HMC has already registered more than 300 hectares of rehabilitated mined-out areas, some are turned into forests, some into eco-tourism parks like the mining company’s Haleakala Garden and Anito Park where the ornamental plants mostly grow.
With the objective of fully restoring the environment that was disturbed by mining operations, HMC’s excellent knowledge on mine rehabilitation is shown by the return of botanical species, initially cleared at the beginning of mining operations, to the rehabilitated areas, complete with evidence of new native species.
“Our goal is simply to beautify the areas after they are declared mined-out and ready for re-greening and for full rehabilitation. We do landscaping to wow the communities and government regulators as part of our mandate, and then the plant craze happened and we excitedly joined the bandwagon, so to speak,” relates Forester Gascon.

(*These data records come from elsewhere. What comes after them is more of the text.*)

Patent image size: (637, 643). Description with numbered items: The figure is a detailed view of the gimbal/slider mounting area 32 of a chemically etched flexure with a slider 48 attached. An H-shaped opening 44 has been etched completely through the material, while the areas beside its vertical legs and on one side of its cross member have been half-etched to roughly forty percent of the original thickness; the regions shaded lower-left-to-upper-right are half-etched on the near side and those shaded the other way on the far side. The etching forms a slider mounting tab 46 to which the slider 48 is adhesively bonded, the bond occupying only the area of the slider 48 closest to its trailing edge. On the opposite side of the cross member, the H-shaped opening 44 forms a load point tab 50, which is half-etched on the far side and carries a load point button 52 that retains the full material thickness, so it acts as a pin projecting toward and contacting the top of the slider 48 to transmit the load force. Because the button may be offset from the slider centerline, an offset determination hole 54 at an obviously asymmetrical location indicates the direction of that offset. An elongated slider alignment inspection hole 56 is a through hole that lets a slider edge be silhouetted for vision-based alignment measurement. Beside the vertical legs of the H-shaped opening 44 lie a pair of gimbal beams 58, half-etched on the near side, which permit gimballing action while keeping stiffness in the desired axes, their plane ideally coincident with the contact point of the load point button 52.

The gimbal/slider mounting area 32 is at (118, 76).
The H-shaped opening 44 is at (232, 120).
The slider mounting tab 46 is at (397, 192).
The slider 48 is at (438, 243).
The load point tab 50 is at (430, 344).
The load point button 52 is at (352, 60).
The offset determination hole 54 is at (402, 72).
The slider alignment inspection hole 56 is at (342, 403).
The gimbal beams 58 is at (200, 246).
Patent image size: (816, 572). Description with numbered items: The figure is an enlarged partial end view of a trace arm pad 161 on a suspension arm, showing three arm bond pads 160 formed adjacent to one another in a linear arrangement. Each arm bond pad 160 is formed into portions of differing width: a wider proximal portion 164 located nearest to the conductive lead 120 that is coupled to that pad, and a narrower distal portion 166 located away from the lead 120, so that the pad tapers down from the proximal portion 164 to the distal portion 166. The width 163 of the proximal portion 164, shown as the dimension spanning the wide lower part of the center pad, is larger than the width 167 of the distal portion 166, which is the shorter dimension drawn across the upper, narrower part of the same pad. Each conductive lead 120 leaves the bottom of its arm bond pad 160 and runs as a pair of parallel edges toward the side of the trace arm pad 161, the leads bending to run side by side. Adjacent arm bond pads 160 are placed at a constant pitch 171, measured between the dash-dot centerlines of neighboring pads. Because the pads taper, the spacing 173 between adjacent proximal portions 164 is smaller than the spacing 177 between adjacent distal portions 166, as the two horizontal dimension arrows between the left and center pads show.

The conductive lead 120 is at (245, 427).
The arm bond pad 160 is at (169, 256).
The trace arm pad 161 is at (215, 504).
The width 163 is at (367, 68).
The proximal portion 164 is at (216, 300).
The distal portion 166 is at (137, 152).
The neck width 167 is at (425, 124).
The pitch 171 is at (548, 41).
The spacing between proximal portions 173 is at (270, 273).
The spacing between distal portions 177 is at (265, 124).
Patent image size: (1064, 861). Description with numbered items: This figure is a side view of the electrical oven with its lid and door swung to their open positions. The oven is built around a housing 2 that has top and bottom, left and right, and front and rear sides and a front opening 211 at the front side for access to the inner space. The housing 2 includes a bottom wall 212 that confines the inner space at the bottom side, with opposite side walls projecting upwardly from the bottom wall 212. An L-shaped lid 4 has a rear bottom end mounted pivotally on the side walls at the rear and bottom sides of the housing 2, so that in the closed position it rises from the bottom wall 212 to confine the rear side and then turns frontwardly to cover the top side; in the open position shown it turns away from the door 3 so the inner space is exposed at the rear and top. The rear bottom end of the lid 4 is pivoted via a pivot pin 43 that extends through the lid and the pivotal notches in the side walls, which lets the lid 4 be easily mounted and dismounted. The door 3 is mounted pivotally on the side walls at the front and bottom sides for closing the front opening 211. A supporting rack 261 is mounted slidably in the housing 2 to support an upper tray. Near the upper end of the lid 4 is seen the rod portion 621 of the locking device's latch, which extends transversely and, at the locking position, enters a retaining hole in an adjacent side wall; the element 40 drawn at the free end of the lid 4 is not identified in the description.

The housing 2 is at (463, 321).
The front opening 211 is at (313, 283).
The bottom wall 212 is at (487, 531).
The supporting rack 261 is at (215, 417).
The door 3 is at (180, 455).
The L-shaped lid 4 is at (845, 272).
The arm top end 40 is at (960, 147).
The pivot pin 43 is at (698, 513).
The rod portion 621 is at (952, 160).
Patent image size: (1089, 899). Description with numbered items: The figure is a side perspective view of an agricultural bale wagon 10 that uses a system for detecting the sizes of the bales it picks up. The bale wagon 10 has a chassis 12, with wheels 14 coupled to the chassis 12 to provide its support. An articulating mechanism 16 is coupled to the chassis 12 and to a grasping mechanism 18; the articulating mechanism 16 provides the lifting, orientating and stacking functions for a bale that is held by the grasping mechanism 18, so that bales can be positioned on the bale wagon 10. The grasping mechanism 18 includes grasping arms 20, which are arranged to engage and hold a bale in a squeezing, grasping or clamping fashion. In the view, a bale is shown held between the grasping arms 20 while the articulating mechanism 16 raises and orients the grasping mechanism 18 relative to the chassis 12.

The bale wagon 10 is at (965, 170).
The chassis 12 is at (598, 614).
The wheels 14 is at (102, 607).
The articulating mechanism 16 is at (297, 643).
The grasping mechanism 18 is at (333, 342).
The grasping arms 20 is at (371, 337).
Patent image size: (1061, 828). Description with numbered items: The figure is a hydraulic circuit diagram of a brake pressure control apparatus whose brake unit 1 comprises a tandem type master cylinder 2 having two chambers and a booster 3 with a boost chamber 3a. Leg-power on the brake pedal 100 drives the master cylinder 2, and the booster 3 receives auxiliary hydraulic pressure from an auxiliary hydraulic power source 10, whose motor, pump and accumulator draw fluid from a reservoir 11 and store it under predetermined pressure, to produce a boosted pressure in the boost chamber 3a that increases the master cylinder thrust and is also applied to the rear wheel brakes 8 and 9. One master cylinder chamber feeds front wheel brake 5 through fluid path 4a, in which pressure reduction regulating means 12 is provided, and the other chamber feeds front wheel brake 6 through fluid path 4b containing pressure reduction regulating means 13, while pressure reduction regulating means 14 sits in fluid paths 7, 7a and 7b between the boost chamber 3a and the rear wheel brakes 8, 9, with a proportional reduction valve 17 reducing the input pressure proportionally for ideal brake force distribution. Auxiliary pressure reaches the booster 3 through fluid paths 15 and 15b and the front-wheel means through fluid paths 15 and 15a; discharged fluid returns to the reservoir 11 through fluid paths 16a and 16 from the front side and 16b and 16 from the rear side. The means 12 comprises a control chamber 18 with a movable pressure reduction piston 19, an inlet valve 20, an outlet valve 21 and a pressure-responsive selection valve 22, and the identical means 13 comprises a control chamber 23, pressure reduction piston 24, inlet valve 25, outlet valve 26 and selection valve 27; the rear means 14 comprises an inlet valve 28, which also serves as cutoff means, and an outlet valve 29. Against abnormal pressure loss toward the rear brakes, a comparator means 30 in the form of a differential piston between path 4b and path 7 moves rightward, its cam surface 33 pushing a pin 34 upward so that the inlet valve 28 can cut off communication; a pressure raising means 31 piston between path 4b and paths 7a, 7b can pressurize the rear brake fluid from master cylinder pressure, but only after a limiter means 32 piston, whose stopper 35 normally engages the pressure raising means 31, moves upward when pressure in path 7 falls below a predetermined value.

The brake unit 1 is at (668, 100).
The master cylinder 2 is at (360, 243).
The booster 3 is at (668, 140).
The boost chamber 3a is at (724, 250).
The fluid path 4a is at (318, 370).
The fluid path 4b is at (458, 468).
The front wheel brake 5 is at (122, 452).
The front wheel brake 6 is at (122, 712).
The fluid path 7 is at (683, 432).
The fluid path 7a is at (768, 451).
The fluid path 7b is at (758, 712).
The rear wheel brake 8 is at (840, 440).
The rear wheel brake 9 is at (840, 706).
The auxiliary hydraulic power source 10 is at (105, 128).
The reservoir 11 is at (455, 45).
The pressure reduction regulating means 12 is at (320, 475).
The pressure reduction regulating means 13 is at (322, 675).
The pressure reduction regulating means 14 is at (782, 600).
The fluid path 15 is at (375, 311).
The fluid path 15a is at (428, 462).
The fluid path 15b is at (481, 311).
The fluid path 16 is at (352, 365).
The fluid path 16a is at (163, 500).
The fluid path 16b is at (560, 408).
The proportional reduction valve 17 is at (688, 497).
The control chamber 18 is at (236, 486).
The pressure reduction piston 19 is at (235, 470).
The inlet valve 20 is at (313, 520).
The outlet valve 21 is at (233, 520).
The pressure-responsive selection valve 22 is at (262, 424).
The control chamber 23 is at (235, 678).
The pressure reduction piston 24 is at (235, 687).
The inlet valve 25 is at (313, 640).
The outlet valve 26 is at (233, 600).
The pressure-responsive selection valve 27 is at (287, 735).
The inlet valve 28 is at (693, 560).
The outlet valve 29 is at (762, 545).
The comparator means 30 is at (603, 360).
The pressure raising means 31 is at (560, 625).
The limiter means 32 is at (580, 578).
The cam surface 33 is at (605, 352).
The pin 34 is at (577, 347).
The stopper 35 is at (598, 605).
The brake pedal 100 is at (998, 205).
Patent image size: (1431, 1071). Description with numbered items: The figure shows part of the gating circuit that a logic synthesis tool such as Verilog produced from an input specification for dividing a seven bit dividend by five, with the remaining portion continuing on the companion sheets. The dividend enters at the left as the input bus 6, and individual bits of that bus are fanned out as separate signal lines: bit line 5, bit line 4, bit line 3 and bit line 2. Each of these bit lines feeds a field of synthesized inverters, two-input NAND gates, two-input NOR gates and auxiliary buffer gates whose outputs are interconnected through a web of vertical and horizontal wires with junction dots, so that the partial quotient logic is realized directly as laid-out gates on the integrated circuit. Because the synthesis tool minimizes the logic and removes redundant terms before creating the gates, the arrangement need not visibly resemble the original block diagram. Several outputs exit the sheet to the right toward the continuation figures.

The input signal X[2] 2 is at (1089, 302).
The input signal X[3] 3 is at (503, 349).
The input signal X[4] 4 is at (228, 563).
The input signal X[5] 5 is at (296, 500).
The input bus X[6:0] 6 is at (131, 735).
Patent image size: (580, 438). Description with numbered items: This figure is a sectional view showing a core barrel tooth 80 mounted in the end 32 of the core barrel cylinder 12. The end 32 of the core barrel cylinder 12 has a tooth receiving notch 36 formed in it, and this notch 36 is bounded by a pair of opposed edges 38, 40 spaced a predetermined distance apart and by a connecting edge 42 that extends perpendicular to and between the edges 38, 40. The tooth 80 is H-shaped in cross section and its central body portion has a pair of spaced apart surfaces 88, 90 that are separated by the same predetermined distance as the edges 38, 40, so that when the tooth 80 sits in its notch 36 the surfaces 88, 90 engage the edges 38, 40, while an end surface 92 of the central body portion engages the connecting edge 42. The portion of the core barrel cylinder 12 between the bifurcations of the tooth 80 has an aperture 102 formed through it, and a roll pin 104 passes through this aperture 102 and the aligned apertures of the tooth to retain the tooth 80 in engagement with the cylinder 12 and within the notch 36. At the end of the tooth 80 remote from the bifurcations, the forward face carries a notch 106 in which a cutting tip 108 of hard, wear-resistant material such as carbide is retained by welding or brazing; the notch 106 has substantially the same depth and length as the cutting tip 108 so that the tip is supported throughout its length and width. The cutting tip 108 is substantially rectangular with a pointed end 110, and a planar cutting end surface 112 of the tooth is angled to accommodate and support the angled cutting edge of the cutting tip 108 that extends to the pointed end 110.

Some of the “pricey” ornamental plants that HMC has been propagating are the different Aglaonema – Prestige, Creta, Pink dalmatian, Red valentine, Sparkling sarah, Red anjamani, Siam aurora, Green papaya. Also, the Yuccaaloifolia, that the internet is claiming to be selling for about P3000 per adult plant; the Alocassia zebrina; and the highly-regulated Badyang or
Alocassia macrorrhizos; and also among the most common, the Pothos plant.
What is evident in HMC is that throughout the entire life of the mine the state of the environment gets the highest priority.
The extent of regeneration and rehabilitation at HMC is something any environmentalist can be proud of.